AMD Continues Working On SmartShift Support For Linux
AMD describes SmartShift as "AMD SmartShift enabled notebooks feature a hardware boosting interface between the Processor and Graphics with machine learning algorithms to automatically boost performance where workloads demand it. This interface links the common Infinity Control Fabric blocks together so that the CPU and GPU react quickly to different workloads."
SmartShift appeared in select all-AMD notebooks last year before saying the roll-out was paused until 2021. At Computex Taipei 2021 they talked again about SmartShift briefly and we are also seeing the latest Linux kernel patches posted for enabling SmartShift on Linux.

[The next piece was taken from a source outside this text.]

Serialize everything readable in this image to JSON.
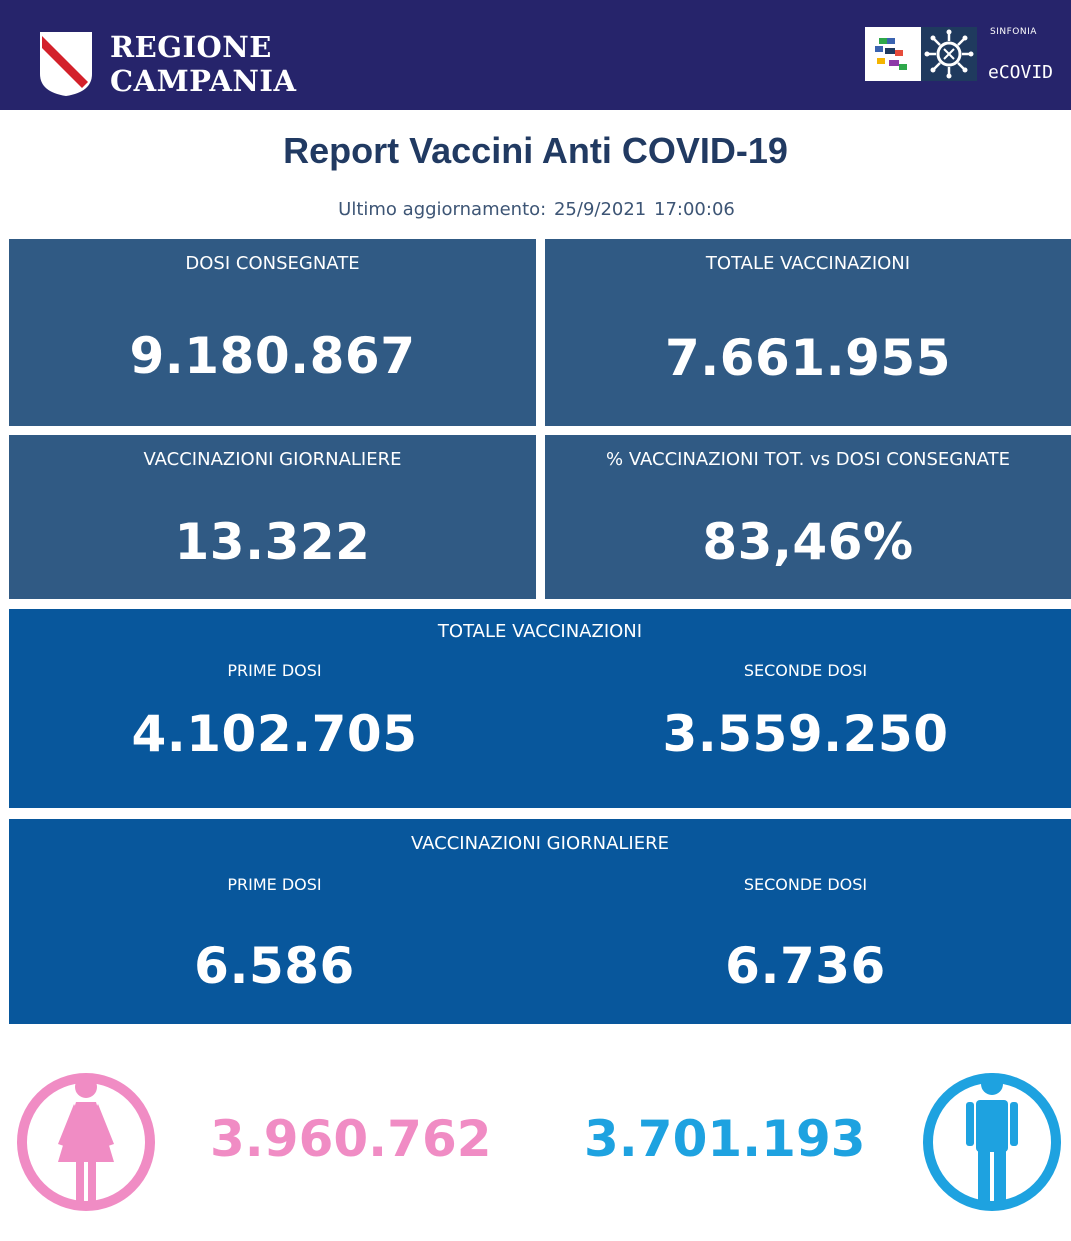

AMD this week for Computex Taipei began re-talking about SmartShift after announcing it last year. (Coincidentally?) new Linux patches have also been appearing.

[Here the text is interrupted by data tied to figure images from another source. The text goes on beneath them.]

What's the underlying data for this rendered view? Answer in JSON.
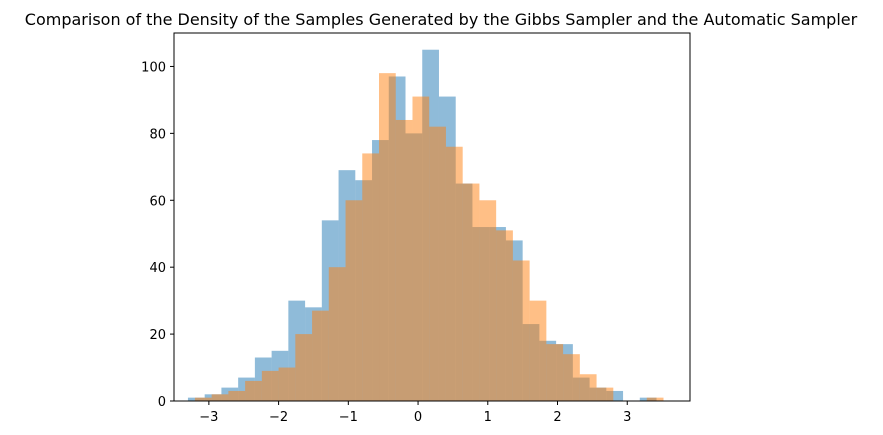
{
  "chart_data": {
    "type": "bar",
    "title": "Comparison of the Density of the Samples Generated by the Gibbs Sampler and the Automatic Sampler",
    "xlabel": "",
    "ylabel": "",
    "xlim": [
      -3.5,
      3.9
    ],
    "ylim": [
      0,
      110
    ],
    "xticks": [
      -3,
      -2,
      -1,
      0,
      1,
      2,
      3
    ],
    "yticks": [
      0,
      20,
      40,
      60,
      80,
      100
    ],
    "xtick_labels": [
      "−3",
      "−2",
      "−1",
      "0",
      "1",
      "2",
      "3"
    ],
    "ytick_labels": [
      "0",
      "20",
      "40",
      "60",
      "80",
      "100"
    ],
    "grid": false,
    "series": [
      {
        "color": "#1f77b4",
        "alpha": 0.5,
        "bin_edges": [
          -3.3,
          -3.06,
          -2.82,
          -2.58,
          -2.34,
          -2.1,
          -1.86,
          -1.62,
          -1.38,
          -1.14,
          -0.9,
          -0.66,
          -0.42,
          -0.18,
          0.06,
          0.3,
          0.54,
          0.78,
          1.02,
          1.26,
          1.5,
          1.74,
          1.98,
          2.22,
          2.46,
          2.7,
          2.94,
          3.18,
          3.42
        ],
        "counts": [
          1,
          2,
          4,
          7,
          13,
          15,
          30,
          28,
          54,
          69,
          66,
          78,
          97,
          80,
          105,
          91,
          65,
          52,
          52,
          48,
          23,
          18,
          17,
          7,
          4,
          3,
          0,
          1
        ]
      },
      {
        "color": "#ff7f0e",
        "alpha": 0.5,
        "bin_edges": [
          -3.2,
          -2.96,
          -2.72,
          -2.48,
          -2.24,
          -2.0,
          -1.76,
          -1.52,
          -1.28,
          -1.04,
          -0.8,
          -0.56,
          -0.32,
          -0.08,
          0.16,
          0.4,
          0.64,
          0.88,
          1.12,
          1.36,
          1.6,
          1.84,
          2.08,
          2.32,
          2.56,
          2.8,
          3.04,
          3.28,
          3.52
        ],
        "counts": [
          1,
          2,
          3,
          6,
          9,
          10,
          20,
          27,
          40,
          60,
          74,
          98,
          84,
          91,
          82,
          76,
          65,
          60,
          51,
          42,
          30,
          17,
          14,
          8,
          4,
          0,
          0,
          1
        ]
      }
    ]
  }
}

Published on Sunday was the fifth time a patch for AMDGPU was submitted for enabling SmartShift with the discrete Radeon notebook GPU when part of a supported system.

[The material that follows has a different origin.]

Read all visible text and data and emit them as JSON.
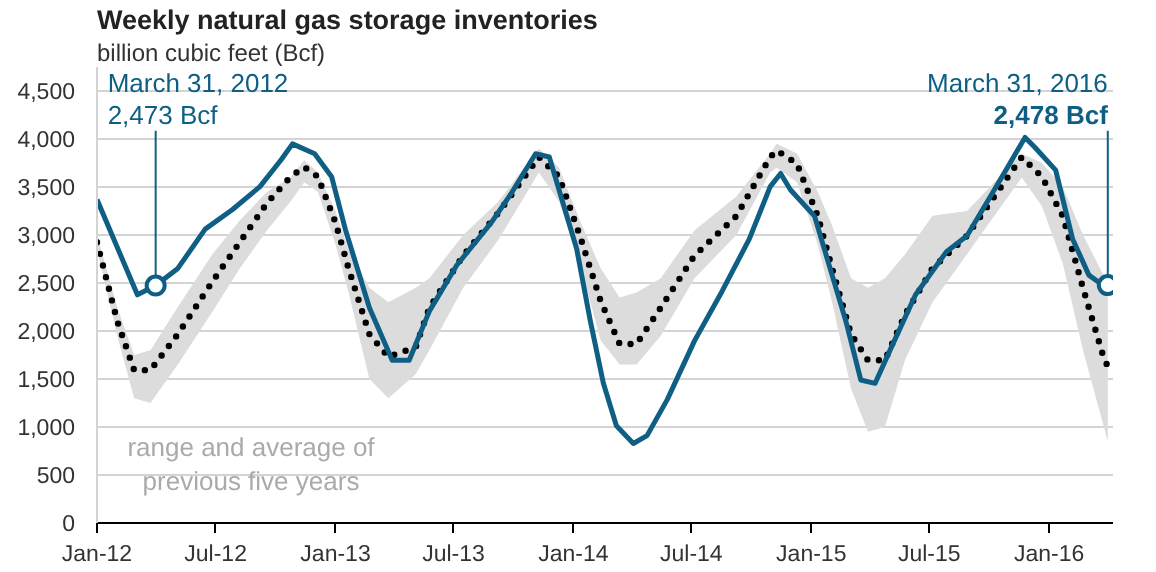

Today was also another patch sent out again for exposing the SmartShift power-share information to user-space via sysfs. This exposes the APU and dGPU power sharing information to user-space for monitoring the behavior and verify that it is in fact working on a given system. The sysfs information will indicate how much of the APU power headroom is being used by the discrete GPU.
A follow-up patch adds a writable sysfs attribute for controlling the SmartShift bias level. From -100 to 100 is the interface for setting -100 to prefer maximum APU performance while 100 is for preferring maximum GPU performance with the default 0 level being balanced performance.
So it seems the SmartShift support for Linux is getting squared away in time for the next round of AMD Ryzen + Radeon laptops coming to market. Presumably this time around there will be more prevalent SmartShift support given their newly-announced AMD Advantage program and more time to bake the SmartShift functionality since last year's initial debut.
These SmartShift Linux patches haven't yet been queued into any development trees but if deemed ready soon enough could still make it for the 5.14 kernel otherwise postponed to later in the year.